Division of Nephrology and Rheumatology, National Center for Child Health and Development, 2-10-1 Okura, Setagaya-ku, Tokyo, 157-8535, Japan.
Department of Pediatrics, Tokyo Medical and Dental University, 1-5-45 Yushima, Bunkyo-ku, Tokyo, 113-8510, Japan.
BMC Nephrol. 2020 Aug 3;21(1):323. doi: 10.1186/s12882-020-01985-5.
Thrombotic microangiopathy (TMA) is a histopathological entity associated with microangiopathic hemolytic anemia, thrombocytopenia, and end-organ ischemic damage. Although TMA is caused by various diseases, there have been few reports regarding children with idiopathic nephrotic syndrome (NS) and TMA. Here we report two 1-year-old infants with steroid-resistant NS (SRNS) who presented with severe hypertension, acute kidney injury (AKI), and TMA.

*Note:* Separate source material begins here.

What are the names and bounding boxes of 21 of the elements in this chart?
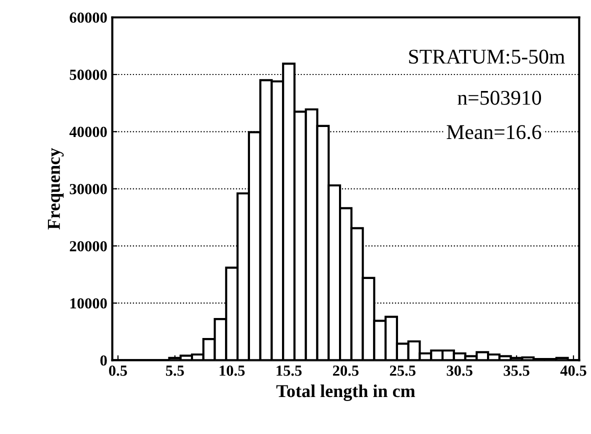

The diagnosis of NS was complicated with anemia, AKI, and hypertension. Maximum blood pressure was 150/70 mmHg in Case 1 and 136/86 mmHg in Case 2. There was no thrombocytopenia during their clinical course in both cases. Renal biopsy showed the features of TMA, including endothelial cell swelling, capillarectasia or marked mesangiolysis, along with mesangial proliferation in Case 1 and TMA with minor glomerular abnormalities in Case 2. Hemolytic uremic syndrome, thrombotic thrombocytopenic purpura, and secondary TMA other than that caused by hypertension were excluded. Oral prednisolone therapy, frequent infusion of albumin and diuretics, and multiple anti-hypertensive drugs were initiated. Blood pressure was controlled after 6 and 7 days from initiation of multiple anti-hypertensive drugs and lisinopril was added due to persistent mild proteinuria and mild hypertension after improvement of renal function in both cases. Proteinuria resolved completely 4 months after admission with daily oral prednisolone for 4 weeks followed by alternative daily oral prednisolone for 4 weeks in Case 1. Proteinuria resolved completely 10 months after admission with initial prednisolone treatment for 4 weeks followed by cyclosporine A and intravenous methylprednisolone pulse therapy in Case 2. The follow-up biopsy showed no TMA findings in both patients. Because the patient in Case 1 subsequently developed frequent relapsing NS, cyclosporine A was commenced after the second biopsy and he did not have any flares for 2 years. Renal function was normal in Case 1 and mildly decreased in Case 2 at last follow-up (creatinine-eGFR of 136.2 mL/min/cm in Case 1 and 79.5 mL/min/cm in Case 2).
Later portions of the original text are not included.